Texas State Hospitals Have Growing Waitlist for Mental Beds

According to information from the Health and Human Services Commission, Texas state hospitals have at least 842 inpatient psychiatric beds that are not operational. The hospitals are designed to run these beds, but due to a persistent staffing deficit, they have been vacant for months.

‘Terrible Condition for the First Time’

Andy Keller, president of the Meadows Mental Health Policy Institute, “this is unusual in my experience.” Over 800 beds, or more than one-third of their beds, are unavailable.

In a presentation to the House Human Services Committee in late June, the agency revealed the terrible condition for the first time. Around 717 of these beds weren’t being used at the time.

According to an email from an agency representative, the capacity reduction has primarily been caused by difficult-to-fill positions. The most prevalent job openings are for laundry workers, psychologists, social workers, psychologists, social workers, and nursing assistants. Compared to late November 2019, there are almost 1,400 fewer full-time employees working for the state hospitals.

By providing employment incentives including wage hikes, recruiting bonuses, and flexible schedules, HHSC is aiming to restore pre-pandemic staffing levels in public hospitals, according to Jose Araiza. Additionally, we requested that wage increases be funded during the forthcoming session of the Texas Legislature.

To meet “critical personnel requirements,” the agency asked the lawmakers for more than $34 million in September.

All of the hospitals with offline beds are government-run institutions. Beds managed by partners like UTHealth Houston and UT Southwestern, however, are manned entirely.
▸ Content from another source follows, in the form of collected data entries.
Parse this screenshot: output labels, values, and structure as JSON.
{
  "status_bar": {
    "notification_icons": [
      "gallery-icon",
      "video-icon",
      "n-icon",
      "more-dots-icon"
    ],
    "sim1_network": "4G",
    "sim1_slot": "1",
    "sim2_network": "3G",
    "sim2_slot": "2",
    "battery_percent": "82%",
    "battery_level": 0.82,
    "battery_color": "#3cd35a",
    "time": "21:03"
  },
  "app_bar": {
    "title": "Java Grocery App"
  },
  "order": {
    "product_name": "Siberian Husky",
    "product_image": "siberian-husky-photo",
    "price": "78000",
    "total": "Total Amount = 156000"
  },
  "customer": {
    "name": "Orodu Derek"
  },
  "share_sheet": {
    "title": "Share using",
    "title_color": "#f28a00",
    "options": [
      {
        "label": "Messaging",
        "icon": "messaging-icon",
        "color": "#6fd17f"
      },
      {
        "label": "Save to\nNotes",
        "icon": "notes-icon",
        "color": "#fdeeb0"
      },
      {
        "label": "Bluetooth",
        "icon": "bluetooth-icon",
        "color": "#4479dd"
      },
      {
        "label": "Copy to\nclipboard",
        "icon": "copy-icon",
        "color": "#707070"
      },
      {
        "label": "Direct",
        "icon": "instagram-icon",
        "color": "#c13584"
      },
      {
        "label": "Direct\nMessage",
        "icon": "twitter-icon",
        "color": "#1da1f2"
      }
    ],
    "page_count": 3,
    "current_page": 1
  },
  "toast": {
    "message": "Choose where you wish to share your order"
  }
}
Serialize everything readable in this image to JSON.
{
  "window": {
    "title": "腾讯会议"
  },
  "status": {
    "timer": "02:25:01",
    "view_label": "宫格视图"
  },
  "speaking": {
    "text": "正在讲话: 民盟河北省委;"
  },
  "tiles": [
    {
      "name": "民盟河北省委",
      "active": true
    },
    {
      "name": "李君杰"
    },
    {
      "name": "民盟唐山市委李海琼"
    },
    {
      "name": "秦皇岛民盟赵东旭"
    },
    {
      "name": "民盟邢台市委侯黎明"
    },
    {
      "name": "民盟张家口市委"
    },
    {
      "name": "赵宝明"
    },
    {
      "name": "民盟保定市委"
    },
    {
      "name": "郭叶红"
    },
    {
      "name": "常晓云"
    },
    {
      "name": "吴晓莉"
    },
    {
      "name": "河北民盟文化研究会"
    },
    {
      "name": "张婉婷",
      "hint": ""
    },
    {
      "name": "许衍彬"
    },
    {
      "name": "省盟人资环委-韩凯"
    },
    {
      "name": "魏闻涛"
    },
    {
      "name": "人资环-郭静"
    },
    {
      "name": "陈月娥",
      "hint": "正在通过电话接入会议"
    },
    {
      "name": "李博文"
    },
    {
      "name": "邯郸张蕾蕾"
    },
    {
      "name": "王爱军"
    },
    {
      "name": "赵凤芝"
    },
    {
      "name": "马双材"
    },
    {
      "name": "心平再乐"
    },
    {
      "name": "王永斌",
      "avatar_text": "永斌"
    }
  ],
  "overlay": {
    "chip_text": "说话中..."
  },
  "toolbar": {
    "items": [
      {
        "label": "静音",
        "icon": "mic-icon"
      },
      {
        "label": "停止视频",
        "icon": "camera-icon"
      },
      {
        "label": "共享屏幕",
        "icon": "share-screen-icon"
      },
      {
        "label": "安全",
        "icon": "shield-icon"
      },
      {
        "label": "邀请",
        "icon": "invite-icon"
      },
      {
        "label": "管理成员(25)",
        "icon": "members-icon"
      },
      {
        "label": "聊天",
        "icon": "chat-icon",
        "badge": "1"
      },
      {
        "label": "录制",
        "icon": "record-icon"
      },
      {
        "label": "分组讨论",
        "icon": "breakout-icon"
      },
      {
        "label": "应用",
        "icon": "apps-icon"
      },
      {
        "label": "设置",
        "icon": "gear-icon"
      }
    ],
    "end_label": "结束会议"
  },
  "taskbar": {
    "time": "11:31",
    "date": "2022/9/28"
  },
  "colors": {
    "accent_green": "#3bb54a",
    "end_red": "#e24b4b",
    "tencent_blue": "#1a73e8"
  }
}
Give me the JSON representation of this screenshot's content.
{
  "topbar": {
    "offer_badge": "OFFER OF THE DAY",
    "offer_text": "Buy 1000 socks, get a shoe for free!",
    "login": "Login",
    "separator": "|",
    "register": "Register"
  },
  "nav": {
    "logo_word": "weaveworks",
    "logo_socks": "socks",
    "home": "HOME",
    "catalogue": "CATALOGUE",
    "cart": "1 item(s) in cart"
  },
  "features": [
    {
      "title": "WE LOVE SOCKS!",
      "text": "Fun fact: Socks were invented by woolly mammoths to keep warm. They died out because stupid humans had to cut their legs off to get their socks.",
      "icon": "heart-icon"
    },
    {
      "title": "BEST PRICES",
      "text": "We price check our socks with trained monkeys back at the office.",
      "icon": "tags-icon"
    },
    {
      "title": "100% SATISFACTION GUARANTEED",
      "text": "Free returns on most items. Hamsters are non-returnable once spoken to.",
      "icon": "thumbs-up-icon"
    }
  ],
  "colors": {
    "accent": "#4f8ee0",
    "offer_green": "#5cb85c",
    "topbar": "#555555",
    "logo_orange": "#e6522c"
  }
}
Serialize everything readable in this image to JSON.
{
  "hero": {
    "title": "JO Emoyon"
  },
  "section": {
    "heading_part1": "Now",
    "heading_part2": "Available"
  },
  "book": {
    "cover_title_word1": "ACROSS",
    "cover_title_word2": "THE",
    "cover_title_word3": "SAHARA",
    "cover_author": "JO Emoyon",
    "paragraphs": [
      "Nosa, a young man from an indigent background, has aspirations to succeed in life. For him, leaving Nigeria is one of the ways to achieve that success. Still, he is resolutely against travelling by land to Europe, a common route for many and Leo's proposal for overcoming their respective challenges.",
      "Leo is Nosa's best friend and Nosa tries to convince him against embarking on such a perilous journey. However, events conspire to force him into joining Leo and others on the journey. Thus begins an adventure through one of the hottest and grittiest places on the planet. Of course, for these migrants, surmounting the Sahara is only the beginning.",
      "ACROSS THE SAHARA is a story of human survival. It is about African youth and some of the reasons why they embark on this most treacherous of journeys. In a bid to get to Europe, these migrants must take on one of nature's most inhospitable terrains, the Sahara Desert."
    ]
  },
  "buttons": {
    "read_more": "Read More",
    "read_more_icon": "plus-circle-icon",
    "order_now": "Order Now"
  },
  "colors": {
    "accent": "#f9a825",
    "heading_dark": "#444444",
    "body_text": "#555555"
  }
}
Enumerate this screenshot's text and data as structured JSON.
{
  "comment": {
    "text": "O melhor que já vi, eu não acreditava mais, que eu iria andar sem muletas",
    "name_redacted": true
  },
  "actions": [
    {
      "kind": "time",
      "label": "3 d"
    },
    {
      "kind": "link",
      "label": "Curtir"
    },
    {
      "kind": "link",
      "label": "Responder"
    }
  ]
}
These partner-operated institutions are working at full capacity because they are being managed by experienced hospital administrators, according to Keller. Furthermore, they are managed by individuals who are not paid until the beds are occupied.

Keller said that recruiting rigidities are a major factor in the state’s difficulty filling beds.

Therefore, Keller explained, “it’s not only a problem of money; it’s a matter of operational ability. I believe the state has to consider collaborating with safety net providers who have more freedom than the state.

Waiting List for Bed

Over 2,500 individuals are now on the waiting list for a bed. The majority of them are in line for “forensic” beds, which are reserved for Texans who have been ruled incapable of standing trial and need mental health treatment in order to regain their capacity.

As a result, many people are still incarcerated.

These people are all now incarcerated, according to Keller. “Being locked up is one thing, but being locked up with a mental condition makes you more likely to become a victim of violence or to instigate violence,” the speaker said.

He said that the backlog also has an influence on personnel and inmates’ general safety in jail institutions.

The impacts on everyone, including the offender, their family, the other inmates, and the community, are significant and increasing worse daily, according to Keller.